Siempre soñó que mis labios sabían a mar. Lo sé porque a sus ojos era una sirena cantarina que le empujaba a un eterno naufragio. Nunca me lo dijo así, pero solo había que leer los nudos de su pecho y el ahogo de sus palabras. Como su saliva aliñada con lágrimas hipotecaba la dulzura de cualquier beso, disimulábamos oteando el cielo para descifrar señales de luz y buscar estrellas que nos revelaran alguna senda celeste que pudiéramos recorrer juntos sin amargura.

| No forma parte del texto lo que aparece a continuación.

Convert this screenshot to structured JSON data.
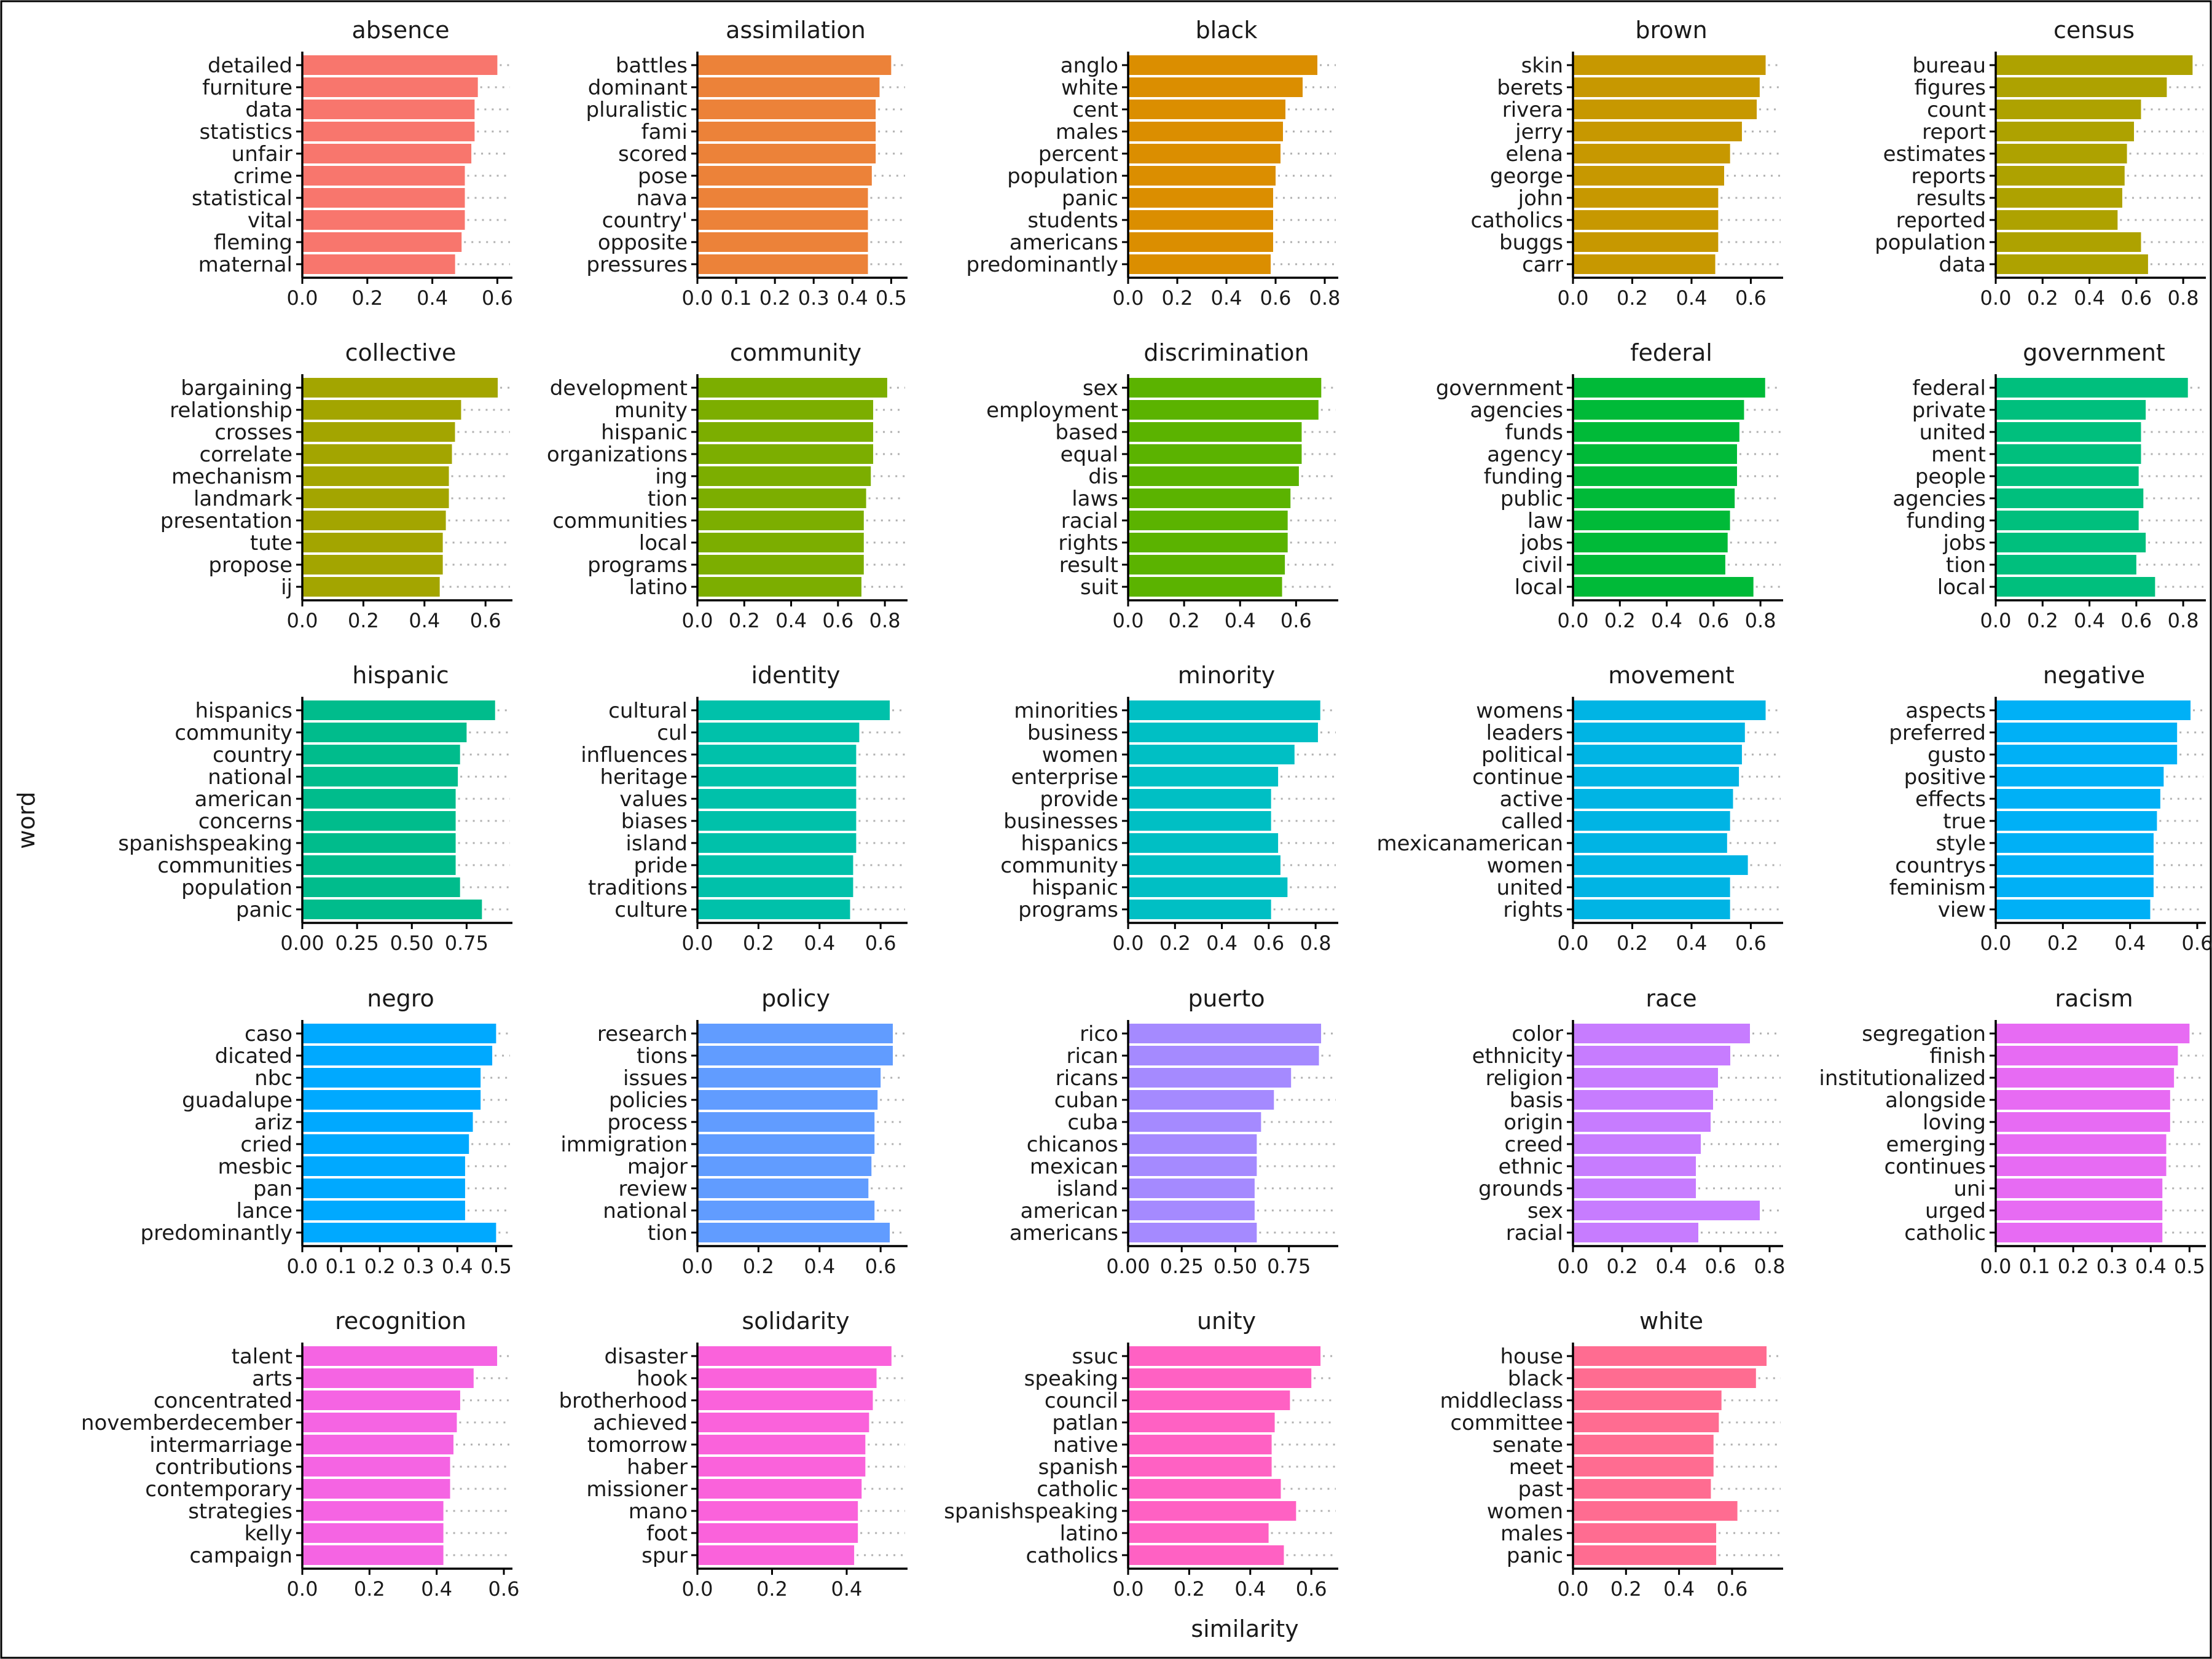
{
  "chart_data": {
    "type": "bar",
    "orientation": "horizontal",
    "xlabel": "similarity",
    "ylabel": "word",
    "grid": false,
    "legend": "none",
    "panels": [
      {
        "title": "absence",
        "color": "#F8766D",
        "xlim": [
          0,
          0.62
        ],
        "ticks": [
          "0.0",
          "0.2",
          "0.4",
          "0.6"
        ],
        "tick_values": [
          0,
          0.2,
          0.4,
          0.6
        ],
        "words": [
          "detailed",
          "furniture",
          "data",
          "statistics",
          "unfair",
          "crime",
          "statistical",
          "vital",
          "fleming",
          "maternal"
        ],
        "values": [
          0.6,
          0.54,
          0.53,
          0.53,
          0.52,
          0.5,
          0.5,
          0.5,
          0.49,
          0.47
        ]
      },
      {
        "title": "assimilation",
        "color": "#EC8239",
        "xlim": [
          0,
          0.52
        ],
        "ticks": [
          "0.0",
          "0.1",
          "0.2",
          "0.3",
          "0.4",
          "0.5"
        ],
        "tick_values": [
          0,
          0.1,
          0.2,
          0.3,
          0.4,
          0.5
        ],
        "words": [
          "battles",
          "dominant",
          "pluralistic",
          "fami",
          "scored",
          "pose",
          "nava",
          "country'",
          "opposite",
          "pressures"
        ],
        "values": [
          0.5,
          0.47,
          0.46,
          0.46,
          0.46,
          0.45,
          0.44,
          0.44,
          0.44,
          0.44
        ]
      },
      {
        "title": "black",
        "color": "#DB8E00",
        "xlim": [
          0,
          0.82
        ],
        "ticks": [
          "0.0",
          "0.2",
          "0.4",
          "0.6",
          "0.8"
        ],
        "tick_values": [
          0,
          0.2,
          0.4,
          0.6,
          0.8
        ],
        "words": [
          "anglo",
          "white",
          "cent",
          "males",
          "percent",
          "population",
          "panic",
          "students",
          "americans",
          "predominantly"
        ],
        "values": [
          0.77,
          0.71,
          0.64,
          0.63,
          0.62,
          0.6,
          0.59,
          0.59,
          0.59,
          0.58
        ]
      },
      {
        "title": "brown",
        "color": "#C79800",
        "xlim": [
          0,
          0.68
        ],
        "ticks": [
          "0.0",
          "0.2",
          "0.4",
          "0.6"
        ],
        "tick_values": [
          0,
          0.2,
          0.4,
          0.6
        ],
        "words": [
          "skin",
          "berets",
          "rivera",
          "jerry",
          "elena",
          "george",
          "john",
          "catholics",
          "buggs",
          "carr"
        ],
        "values": [
          0.65,
          0.63,
          0.62,
          0.57,
          0.53,
          0.51,
          0.49,
          0.49,
          0.49,
          0.48
        ]
      },
      {
        "title": "census",
        "color": "#AEA200",
        "xlim": [
          0,
          0.86
        ],
        "ticks": [
          "0.0",
          "0.2",
          "0.4",
          "0.6",
          "0.8"
        ],
        "tick_values": [
          0,
          0.2,
          0.4,
          0.6,
          0.8
        ],
        "words": [
          "bureau",
          "figures",
          "count",
          "report",
          "estimates",
          "reports",
          "results",
          "reported",
          "population",
          "data"
        ],
        "values": [
          0.84,
          0.73,
          0.62,
          0.59,
          0.56,
          0.55,
          0.54,
          0.52,
          0.62,
          0.65
        ]
      },
      {
        "title": "collective",
        "color": "#A3A500",
        "xlim": [
          0,
          0.66
        ],
        "ticks": [
          "0.0",
          "0.2",
          "0.4",
          "0.6"
        ],
        "tick_values": [
          0,
          0.2,
          0.4,
          0.6
        ],
        "words": [
          "bargaining",
          "relationship",
          "crosses",
          "correlate",
          "mechanism",
          "landmark",
          "presentation",
          "tute",
          "propose",
          "ij"
        ],
        "values": [
          0.64,
          0.52,
          0.5,
          0.49,
          0.48,
          0.48,
          0.47,
          0.46,
          0.46,
          0.45
        ]
      },
      {
        "title": "community",
        "color": "#7CAE00",
        "xlim": [
          0,
          0.86
        ],
        "ticks": [
          "0.0",
          "0.2",
          "0.4",
          "0.6",
          "0.8"
        ],
        "tick_values": [
          0,
          0.2,
          0.4,
          0.6,
          0.8
        ],
        "words": [
          "development",
          "munity",
          "hispanic",
          "organizations",
          "ing",
          "tion",
          "communities",
          "local",
          "programs",
          "latino"
        ],
        "values": [
          0.81,
          0.75,
          0.75,
          0.75,
          0.74,
          0.72,
          0.71,
          0.71,
          0.71,
          0.7
        ]
      },
      {
        "title": "discrimination",
        "color": "#5BB300",
        "xlim": [
          0,
          0.72
        ],
        "ticks": [
          "0.0",
          "0.2",
          "0.4",
          "0.6"
        ],
        "tick_values": [
          0,
          0.2,
          0.4,
          0.6
        ],
        "words": [
          "sex",
          "employment",
          "based",
          "equal",
          "dis",
          "laws",
          "racial",
          "rights",
          "result",
          "suit"
        ],
        "values": [
          0.69,
          0.68,
          0.62,
          0.62,
          0.61,
          0.58,
          0.57,
          0.57,
          0.56,
          0.55
        ]
      },
      {
        "title": "federal",
        "color": "#00BA38",
        "xlim": [
          0,
          0.86
        ],
        "ticks": [
          "0.0",
          "0.2",
          "0.4",
          "0.6",
          "0.8"
        ],
        "tick_values": [
          0,
          0.2,
          0.4,
          0.6,
          0.8
        ],
        "words": [
          "government",
          "agencies",
          "funds",
          "agency",
          "funding",
          "public",
          "law",
          "jobs",
          "civil",
          "local"
        ],
        "values": [
          0.82,
          0.73,
          0.71,
          0.7,
          0.7,
          0.69,
          0.67,
          0.66,
          0.65,
          0.77
        ]
      },
      {
        "title": "government",
        "color": "#00BF7D",
        "xlim": [
          0,
          0.86
        ],
        "ticks": [
          "0.0",
          "0.2",
          "0.4",
          "0.6",
          "0.8"
        ],
        "tick_values": [
          0,
          0.2,
          0.4,
          0.6,
          0.8
        ],
        "words": [
          "federal",
          "private",
          "united",
          "ment",
          "people",
          "agencies",
          "funding",
          "jobs",
          "tion",
          "local"
        ],
        "values": [
          0.82,
          0.64,
          0.62,
          0.62,
          0.61,
          0.63,
          0.61,
          0.64,
          0.6,
          0.68
        ]
      },
      {
        "title": "hispanic",
        "color": "#00BC8C",
        "xlim": [
          0,
          0.92
        ],
        "ticks": [
          "0.00",
          "0.25",
          "0.50",
          "0.75"
        ],
        "tick_values": [
          0,
          0.25,
          0.5,
          0.75
        ],
        "words": [
          "hispanics",
          "community",
          "country",
          "national",
          "american",
          "concerns",
          "spanishspeaking",
          "communities",
          "population",
          "panic"
        ],
        "values": [
          0.88,
          0.75,
          0.72,
          0.71,
          0.7,
          0.7,
          0.7,
          0.7,
          0.72,
          0.82
        ]
      },
      {
        "title": "identity",
        "color": "#00C1AA",
        "xlim": [
          0,
          0.66
        ],
        "ticks": [
          "0.0",
          "0.2",
          "0.4",
          "0.6"
        ],
        "tick_values": [
          0,
          0.2,
          0.4,
          0.6
        ],
        "words": [
          "cultural",
          "cul",
          "influences",
          "heritage",
          "values",
          "biases",
          "island",
          "pride",
          "traditions",
          "culture"
        ],
        "values": [
          0.63,
          0.53,
          0.52,
          0.52,
          0.52,
          0.52,
          0.52,
          0.51,
          0.51,
          0.5
        ]
      },
      {
        "title": "minority",
        "color": "#00BFC4",
        "xlim": [
          0,
          0.86
        ],
        "ticks": [
          "0.0",
          "0.2",
          "0.4",
          "0.6",
          "0.8"
        ],
        "tick_values": [
          0,
          0.2,
          0.4,
          0.6,
          0.8
        ],
        "words": [
          "minorities",
          "business",
          "women",
          "enterprise",
          "provide",
          "businesses",
          "hispanics",
          "community",
          "hispanic",
          "programs"
        ],
        "values": [
          0.82,
          0.81,
          0.71,
          0.64,
          0.61,
          0.61,
          0.64,
          0.65,
          0.68,
          0.61
        ]
      },
      {
        "title": "movement",
        "color": "#00B4E4",
        "xlim": [
          0,
          0.68
        ],
        "ticks": [
          "0.0",
          "0.2",
          "0.4",
          "0.6"
        ],
        "tick_values": [
          0,
          0.2,
          0.4,
          0.6
        ],
        "words": [
          "womens",
          "leaders",
          "political",
          "continue",
          "active",
          "called",
          "mexicanamerican",
          "women",
          "united",
          "rights"
        ],
        "values": [
          0.65,
          0.58,
          0.57,
          0.56,
          0.54,
          0.53,
          0.52,
          0.59,
          0.53,
          0.53
        ]
      },
      {
        "title": "negative",
        "color": "#00B0F6",
        "xlim": [
          0,
          0.6
        ],
        "ticks": [
          "0.0",
          "0.2",
          "0.4",
          "0.6"
        ],
        "tick_values": [
          0,
          0.2,
          0.4,
          0.6
        ],
        "words": [
          "aspects",
          "preferred",
          "gusto",
          "positive",
          "effects",
          "true",
          "style",
          "countrys",
          "feminism",
          "view"
        ],
        "values": [
          0.58,
          0.54,
          0.54,
          0.5,
          0.49,
          0.48,
          0.47,
          0.47,
          0.47,
          0.46
        ]
      },
      {
        "title": "negro",
        "color": "#00A9FF",
        "xlim": [
          0,
          0.52
        ],
        "ticks": [
          "0.0",
          "0.1",
          "0.2",
          "0.3",
          "0.4",
          "0.5"
        ],
        "tick_values": [
          0,
          0.1,
          0.2,
          0.3,
          0.4,
          0.5
        ],
        "words": [
          "caso",
          "dicated",
          "nbc",
          "guadalupe",
          "ariz",
          "cried",
          "mesbic",
          "pan",
          "lance",
          "predominantly"
        ],
        "values": [
          0.5,
          0.49,
          0.46,
          0.46,
          0.44,
          0.43,
          0.42,
          0.42,
          0.42,
          0.5
        ]
      },
      {
        "title": "policy",
        "color": "#619CFF",
        "xlim": [
          0,
          0.66
        ],
        "ticks": [
          "0.0",
          "0.2",
          "0.4",
          "0.6"
        ],
        "tick_values": [
          0,
          0.2,
          0.4,
          0.6
        ],
        "words": [
          "research",
          "tions",
          "issues",
          "policies",
          "process",
          "immigration",
          "major",
          "review",
          "national",
          "tion"
        ],
        "values": [
          0.64,
          0.64,
          0.6,
          0.59,
          0.58,
          0.58,
          0.57,
          0.56,
          0.58,
          0.63
        ]
      },
      {
        "title": "puerto",
        "color": "#A58AFF",
        "xlim": [
          0,
          0.94
        ],
        "ticks": [
          "0.00",
          "0.25",
          "0.50",
          "0.75"
        ],
        "tick_values": [
          0,
          0.25,
          0.5,
          0.75
        ],
        "words": [
          "rico",
          "rican",
          "ricans",
          "cuban",
          "cuba",
          "chicanos",
          "mexican",
          "island",
          "american",
          "americans"
        ],
        "values": [
          0.9,
          0.89,
          0.76,
          0.68,
          0.62,
          0.6,
          0.6,
          0.59,
          0.59,
          0.6
        ]
      },
      {
        "title": "race",
        "color": "#C77CFF",
        "xlim": [
          0,
          0.82
        ],
        "ticks": [
          "0.0",
          "0.2",
          "0.4",
          "0.6",
          "0.8"
        ],
        "tick_values": [
          0,
          0.2,
          0.4,
          0.6,
          0.8
        ],
        "words": [
          "color",
          "ethnicity",
          "religion",
          "basis",
          "origin",
          "creed",
          "ethnic",
          "grounds",
          "sex",
          "racial"
        ],
        "values": [
          0.72,
          0.64,
          0.59,
          0.57,
          0.56,
          0.52,
          0.5,
          0.5,
          0.76,
          0.51
        ]
      },
      {
        "title": "racism",
        "color": "#E76BF3",
        "xlim": [
          0,
          0.52
        ],
        "ticks": [
          "0.0",
          "0.1",
          "0.2",
          "0.3",
          "0.4",
          "0.5"
        ],
        "tick_values": [
          0,
          0.1,
          0.2,
          0.3,
          0.4,
          0.5
        ],
        "words": [
          "segregation",
          "finish",
          "institutionalized",
          "alongside",
          "loving",
          "emerging",
          "continues",
          "uni",
          "urged",
          "catholic"
        ],
        "values": [
          0.5,
          0.47,
          0.46,
          0.45,
          0.45,
          0.44,
          0.44,
          0.43,
          0.43,
          0.43
        ]
      },
      {
        "title": "recognition",
        "color": "#F564E3",
        "xlim": [
          0,
          0.6
        ],
        "ticks": [
          "0.0",
          "0.2",
          "0.4",
          "0.6"
        ],
        "tick_values": [
          0,
          0.2,
          0.4,
          0.6
        ],
        "words": [
          "talent",
          "arts",
          "concentrated",
          "novemberdecember",
          "intermarriage",
          "contributions",
          "contemporary",
          "strategies",
          "kelly",
          "campaign"
        ],
        "values": [
          0.58,
          0.51,
          0.47,
          0.46,
          0.45,
          0.44,
          0.44,
          0.42,
          0.42,
          0.42
        ]
      },
      {
        "title": "solidarity",
        "color": "#FA62DB",
        "xlim": [
          0,
          0.54
        ],
        "ticks": [
          "0.0",
          "0.2",
          "0.4"
        ],
        "tick_values": [
          0,
          0.2,
          0.4
        ],
        "words": [
          "disaster",
          "hook",
          "brotherhood",
          "achieved",
          "tomorrow",
          "haber",
          "missioner",
          "mano",
          "foot",
          "spur"
        ],
        "values": [
          0.52,
          0.48,
          0.47,
          0.46,
          0.45,
          0.45,
          0.44,
          0.43,
          0.43,
          0.42
        ]
      },
      {
        "title": "unity",
        "color": "#FF61C3",
        "xlim": [
          0,
          0.66
        ],
        "ticks": [
          "0.0",
          "0.2",
          "0.4",
          "0.6"
        ],
        "tick_values": [
          0,
          0.2,
          0.4,
          0.6
        ],
        "words": [
          "ssuc",
          "speaking",
          "council",
          "patlan",
          "native",
          "spanish",
          "catholic",
          "spanishspeaking",
          "latino",
          "catholics"
        ],
        "values": [
          0.63,
          0.6,
          0.53,
          0.48,
          0.47,
          0.47,
          0.5,
          0.55,
          0.46,
          0.51
        ]
      },
      {
        "title": "white",
        "color": "#FF6C91",
        "xlim": [
          0,
          0.76
        ],
        "ticks": [
          "0.0",
          "0.2",
          "0.4",
          "0.6"
        ],
        "tick_values": [
          0,
          0.2,
          0.4,
          0.6
        ],
        "words": [
          "house",
          "black",
          "middleclass",
          "committee",
          "senate",
          "meet",
          "past",
          "women",
          "males",
          "panic"
        ],
        "values": [
          0.73,
          0.69,
          0.56,
          0.55,
          0.53,
          0.53,
          0.52,
          0.62,
          0.54,
          0.54
        ]
      }
    ]
  }
}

O escrutábamos el océano, por si la plata de los peces perfilaba para nosotros una ruta salada entre las olas.
Era ley de vida que algún día cambiara la manera de mirarnos.
Pero entretanto, nos empeñábamos en devorar cada minuto, cada partícula de sol, cada eco de voz, cada armonía de pensamiento, cada roce fortuito, cada sombra entrelazada, jugando a construir un mundo furtivo y efímero que nos acogiera. Y sin percatarnos, ese transcurrir intenso del tiempo, en oleadas de felicidad minúscula, fue la época más hermosa que vivimos.
Cuando el aire a nuestro alrededor dejó de reverberar, conservamos las manos unidas: teníamos los corazones repletos de ilusión y la mirada madura de los que sobreviven al amor.